僕は大晦日の夜、一人明かりのない山道を歩いていた。 


 世間はこの時間に、なんのテレビを見るかで揉めている頃だろうが、僕は一切興味がなかった。 どんな歌も僕の心には届かず、どんなネタも僕を笑わせることはできないことを知っていた。 あれから半年、この世のもの全てが空虚なものとしか思えなかったのだから。


 と言って、僕はここに人生を終えに来たの訳でない。 この山道は一年前、付き合う前の彼女とよく登っていた道だ。


 道幅は曲がりくねって狭く、二人並ぶと一杯になってしまう程しかない。 一年前は肩が木々に擦れたものだが、今では余裕がある。 しかし、そのことが嫌でも深い喪失感を与えてきた。

 僕は、この山の頂上にある小さな展望台に向かっている。 そこは街の光が遠く、周りが開けていて空が広いため、付き合う前から二人してよく星を眺めに訪れた思い出の場所だ。 半年前から一度も来ていなかったが、今日は何故か自然とあの場所へと体が動いていた。 もうあそこには誰も待っていないはずなのに……そう思うと僕はまだ彼女の死を受け入れられないのかと苦々しく思った。


 山道はやがて長い階段となり、うねりを増していく。 傾斜も急になって、息がだんだん上がっていった。 空気を吸い込むたび、肺に刺すような寒さの空気が入り込んでくる。 気温は年越し寒波のせいか氷点下に達しているはずだ。 地面にも気はついていないが霜が降りているのだろう。 そんな状態でも僕は足を止めようとは思わなかった。

明確な理由は思い浮かばないがこれもまた、この山を登るのと同じことだと思えた。


 10分くらいだろうか、長く急な階段を上り切ると同時に視界が晴れた。 同時に頭上に無限の星空が広がった。


 星々は一つ一つが力強く輝き、手を伸ばせばどといてしまうほど身近に感じる。 それでいて、空は怖いくらいにどこまでも広がっていた。  雷に打たれたかのような電撃が走り、全身の鳥肌が立つのがわかった。 半年ぶりの星空は僕の想像を遥かに超えた力を持っていた。


 これが星空か……僕は初めて星空を知った気がした。  彼女がいた頃よりも激しく僕を揺さぶっていた。


 展望台の中央に立つと、ほぼ360°全ての空が僕の周りに広がっていた。 吹きすさぶ寒風の鋭い音と共ににプロキオン、シリウス、ベテルギウスの冬の大三角が圧倒的な力で周りを席巻し、アルデバラン、ポロックス、カストル、カペラが負けじと瞬いている。 名も無き星たちも集まり合うことで力強く自己主張を続けていた。


 ここにある全てのものが生きていると思った。 星も風も大地も……この場所を創り出す有りとあらゆるものが生きていると思った。 理屈なんていらない、本能が僕に雄弁に語り、しっかりと理解できた。 これが生か……唇から漏れた声が風に攫われた。

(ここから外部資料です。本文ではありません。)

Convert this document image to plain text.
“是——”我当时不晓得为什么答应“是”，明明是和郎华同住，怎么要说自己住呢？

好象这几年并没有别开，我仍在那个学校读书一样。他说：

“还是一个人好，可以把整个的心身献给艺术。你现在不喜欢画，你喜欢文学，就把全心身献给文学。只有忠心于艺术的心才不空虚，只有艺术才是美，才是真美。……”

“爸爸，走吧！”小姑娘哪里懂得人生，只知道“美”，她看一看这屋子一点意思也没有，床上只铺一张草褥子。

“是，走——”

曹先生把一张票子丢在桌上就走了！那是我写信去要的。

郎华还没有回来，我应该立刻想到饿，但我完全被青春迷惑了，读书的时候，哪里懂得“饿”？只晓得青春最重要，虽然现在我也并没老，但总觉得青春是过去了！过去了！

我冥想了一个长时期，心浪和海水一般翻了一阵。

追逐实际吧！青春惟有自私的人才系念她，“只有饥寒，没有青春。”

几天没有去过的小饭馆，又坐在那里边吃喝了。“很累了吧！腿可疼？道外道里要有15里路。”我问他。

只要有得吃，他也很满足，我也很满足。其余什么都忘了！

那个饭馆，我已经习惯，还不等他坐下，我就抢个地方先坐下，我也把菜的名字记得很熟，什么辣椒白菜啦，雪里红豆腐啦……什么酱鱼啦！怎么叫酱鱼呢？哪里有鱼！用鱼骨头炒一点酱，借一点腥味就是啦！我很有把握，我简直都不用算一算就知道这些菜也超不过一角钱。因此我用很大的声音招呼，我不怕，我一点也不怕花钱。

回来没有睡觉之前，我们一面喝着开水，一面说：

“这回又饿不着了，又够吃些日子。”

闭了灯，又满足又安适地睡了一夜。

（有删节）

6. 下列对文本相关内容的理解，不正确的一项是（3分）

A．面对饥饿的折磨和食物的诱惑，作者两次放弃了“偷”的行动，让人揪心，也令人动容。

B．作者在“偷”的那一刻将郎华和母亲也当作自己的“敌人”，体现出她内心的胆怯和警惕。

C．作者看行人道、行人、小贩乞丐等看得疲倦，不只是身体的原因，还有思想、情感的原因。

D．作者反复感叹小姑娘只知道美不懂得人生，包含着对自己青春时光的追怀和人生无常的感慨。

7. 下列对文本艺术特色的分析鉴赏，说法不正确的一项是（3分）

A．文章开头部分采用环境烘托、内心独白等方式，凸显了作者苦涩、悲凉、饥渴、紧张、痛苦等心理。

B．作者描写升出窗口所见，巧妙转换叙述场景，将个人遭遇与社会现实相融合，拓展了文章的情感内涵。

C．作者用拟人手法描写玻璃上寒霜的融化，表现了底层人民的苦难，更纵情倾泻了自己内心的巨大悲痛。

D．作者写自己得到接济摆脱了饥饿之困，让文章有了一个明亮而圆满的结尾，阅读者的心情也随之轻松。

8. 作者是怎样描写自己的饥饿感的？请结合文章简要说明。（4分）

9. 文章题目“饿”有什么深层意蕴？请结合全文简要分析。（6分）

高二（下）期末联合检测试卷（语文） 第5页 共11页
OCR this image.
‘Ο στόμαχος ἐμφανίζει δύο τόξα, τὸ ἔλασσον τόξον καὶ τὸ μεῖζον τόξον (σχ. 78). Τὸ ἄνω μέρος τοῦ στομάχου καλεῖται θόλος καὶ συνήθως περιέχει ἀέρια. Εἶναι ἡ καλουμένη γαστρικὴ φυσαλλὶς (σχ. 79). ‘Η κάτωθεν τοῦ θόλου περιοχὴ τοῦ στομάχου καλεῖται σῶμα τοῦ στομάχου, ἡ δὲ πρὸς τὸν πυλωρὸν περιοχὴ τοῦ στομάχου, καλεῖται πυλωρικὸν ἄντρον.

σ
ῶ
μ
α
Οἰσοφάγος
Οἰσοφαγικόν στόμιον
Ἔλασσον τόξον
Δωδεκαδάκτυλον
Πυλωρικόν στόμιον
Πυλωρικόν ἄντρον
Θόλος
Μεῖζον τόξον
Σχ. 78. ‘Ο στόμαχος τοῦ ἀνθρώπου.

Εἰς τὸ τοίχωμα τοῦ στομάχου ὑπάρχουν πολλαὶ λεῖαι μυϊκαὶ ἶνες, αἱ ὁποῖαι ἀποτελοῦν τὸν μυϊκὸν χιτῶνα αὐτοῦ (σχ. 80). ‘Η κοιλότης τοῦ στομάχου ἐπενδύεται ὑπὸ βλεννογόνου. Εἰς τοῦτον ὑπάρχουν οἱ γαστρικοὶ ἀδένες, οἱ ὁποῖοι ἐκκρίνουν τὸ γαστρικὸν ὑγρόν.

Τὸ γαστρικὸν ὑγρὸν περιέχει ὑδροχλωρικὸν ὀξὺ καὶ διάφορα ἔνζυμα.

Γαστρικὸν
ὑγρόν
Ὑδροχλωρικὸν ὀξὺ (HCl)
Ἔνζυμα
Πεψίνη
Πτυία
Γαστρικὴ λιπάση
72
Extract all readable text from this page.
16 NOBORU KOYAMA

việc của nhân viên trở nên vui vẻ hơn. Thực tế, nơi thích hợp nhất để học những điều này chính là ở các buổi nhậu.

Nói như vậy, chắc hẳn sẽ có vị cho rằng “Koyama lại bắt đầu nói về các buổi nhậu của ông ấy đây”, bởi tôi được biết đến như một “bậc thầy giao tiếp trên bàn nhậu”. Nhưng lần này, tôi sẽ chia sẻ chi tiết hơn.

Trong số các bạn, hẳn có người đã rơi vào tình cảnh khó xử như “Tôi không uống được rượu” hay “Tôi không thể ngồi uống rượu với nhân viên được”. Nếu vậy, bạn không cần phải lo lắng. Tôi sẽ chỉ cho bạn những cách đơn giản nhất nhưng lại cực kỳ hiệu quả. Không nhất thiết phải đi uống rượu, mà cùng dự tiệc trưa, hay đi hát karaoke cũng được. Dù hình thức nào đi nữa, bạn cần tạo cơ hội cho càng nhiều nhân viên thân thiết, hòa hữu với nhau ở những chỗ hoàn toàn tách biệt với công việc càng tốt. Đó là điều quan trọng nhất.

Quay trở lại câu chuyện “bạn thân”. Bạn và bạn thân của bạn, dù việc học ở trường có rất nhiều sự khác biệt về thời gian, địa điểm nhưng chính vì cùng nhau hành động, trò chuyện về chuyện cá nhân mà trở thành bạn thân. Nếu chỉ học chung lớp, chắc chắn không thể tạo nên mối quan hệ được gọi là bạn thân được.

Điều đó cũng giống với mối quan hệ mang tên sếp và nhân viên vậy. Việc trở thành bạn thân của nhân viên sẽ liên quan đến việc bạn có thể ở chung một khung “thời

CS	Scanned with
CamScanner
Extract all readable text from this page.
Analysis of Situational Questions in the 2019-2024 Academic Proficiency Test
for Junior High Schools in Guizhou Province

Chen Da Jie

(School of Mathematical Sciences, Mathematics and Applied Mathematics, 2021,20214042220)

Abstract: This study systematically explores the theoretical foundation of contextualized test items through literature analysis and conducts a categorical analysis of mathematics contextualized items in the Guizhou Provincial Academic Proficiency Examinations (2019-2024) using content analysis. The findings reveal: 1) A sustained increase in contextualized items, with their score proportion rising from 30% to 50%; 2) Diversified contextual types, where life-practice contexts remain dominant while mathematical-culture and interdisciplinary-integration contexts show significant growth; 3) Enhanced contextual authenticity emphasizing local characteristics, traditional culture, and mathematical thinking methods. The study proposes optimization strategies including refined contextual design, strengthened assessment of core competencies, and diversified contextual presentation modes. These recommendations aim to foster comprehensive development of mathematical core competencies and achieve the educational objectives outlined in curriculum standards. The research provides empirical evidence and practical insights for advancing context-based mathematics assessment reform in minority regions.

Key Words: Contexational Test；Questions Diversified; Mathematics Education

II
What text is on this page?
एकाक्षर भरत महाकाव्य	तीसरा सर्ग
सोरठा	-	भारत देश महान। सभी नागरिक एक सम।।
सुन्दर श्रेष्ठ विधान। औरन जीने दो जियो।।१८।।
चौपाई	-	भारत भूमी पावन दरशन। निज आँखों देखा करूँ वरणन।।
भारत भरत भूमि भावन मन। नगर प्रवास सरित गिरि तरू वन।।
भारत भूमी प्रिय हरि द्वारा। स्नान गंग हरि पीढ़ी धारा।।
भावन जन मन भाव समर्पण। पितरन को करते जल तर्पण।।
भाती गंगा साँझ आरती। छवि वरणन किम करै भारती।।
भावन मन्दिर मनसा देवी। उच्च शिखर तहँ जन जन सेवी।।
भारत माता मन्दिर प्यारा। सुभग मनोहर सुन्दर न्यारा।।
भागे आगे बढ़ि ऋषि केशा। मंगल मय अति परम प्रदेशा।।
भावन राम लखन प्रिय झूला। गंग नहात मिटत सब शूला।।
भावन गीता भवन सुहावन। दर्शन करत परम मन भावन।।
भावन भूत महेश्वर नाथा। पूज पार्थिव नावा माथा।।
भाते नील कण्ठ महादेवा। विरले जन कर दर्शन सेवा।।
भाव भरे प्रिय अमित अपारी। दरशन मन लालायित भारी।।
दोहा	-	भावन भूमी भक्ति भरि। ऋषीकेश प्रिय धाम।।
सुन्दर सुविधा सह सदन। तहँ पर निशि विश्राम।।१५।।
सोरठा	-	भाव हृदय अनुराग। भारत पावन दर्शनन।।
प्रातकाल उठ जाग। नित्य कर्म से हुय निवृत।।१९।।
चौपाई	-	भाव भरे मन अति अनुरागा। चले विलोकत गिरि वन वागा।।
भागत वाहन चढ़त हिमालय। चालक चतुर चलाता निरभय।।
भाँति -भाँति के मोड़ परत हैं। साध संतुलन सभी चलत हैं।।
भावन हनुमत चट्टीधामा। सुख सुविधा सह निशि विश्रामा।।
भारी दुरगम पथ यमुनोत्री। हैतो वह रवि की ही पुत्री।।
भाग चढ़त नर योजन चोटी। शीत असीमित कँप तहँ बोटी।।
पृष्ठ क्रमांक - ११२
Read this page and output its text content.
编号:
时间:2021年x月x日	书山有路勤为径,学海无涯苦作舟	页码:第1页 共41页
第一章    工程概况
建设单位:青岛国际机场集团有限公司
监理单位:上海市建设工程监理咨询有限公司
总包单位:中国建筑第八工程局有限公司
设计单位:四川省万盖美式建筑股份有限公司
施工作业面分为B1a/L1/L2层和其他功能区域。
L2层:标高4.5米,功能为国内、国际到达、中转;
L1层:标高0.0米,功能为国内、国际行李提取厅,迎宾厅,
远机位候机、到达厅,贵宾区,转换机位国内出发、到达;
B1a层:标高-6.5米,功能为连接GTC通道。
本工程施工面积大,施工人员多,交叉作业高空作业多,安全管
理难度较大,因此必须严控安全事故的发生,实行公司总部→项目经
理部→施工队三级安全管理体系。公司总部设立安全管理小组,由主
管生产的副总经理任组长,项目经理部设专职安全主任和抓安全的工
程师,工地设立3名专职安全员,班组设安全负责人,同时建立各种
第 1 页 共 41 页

 僕は腰を下ろした。 ここにずっといたかった。 新鮮だった。 半年もの間、死んだように過ごしてきた僕にとって最も欠けていたものがここにあった。

 勿論心の傷は癒えていない。 しかし、それは当然なのだと思った。 あの日々は決して何も替えられず、彼女は何にもまして大切だった。 これほどの喪失感が半年やそこらで無くなるはずがない、彼女はそんなに軽いものじゃない。

 これが癒えるのは10年…いや、もっとそれこそ永遠に続くだろう。 でも、今は少しだけ前に進める気がした。 


 仰向きになって星を眺めたい……そう思った時だった。


 ゴーン……ゴーン……。


 遠くから風に乗って鐘の音が聞こえてきた。 除夜の鐘を鳴らし始めたのだろう。


 その音は低く、脈打つように世界に響く。 星々はその音に応答するように一層激しく瞬いた。




 もうすぐ今年が終わる……。




 たくさんのことがあった……本当にたくさんのことがあった一年が終わりを迎える。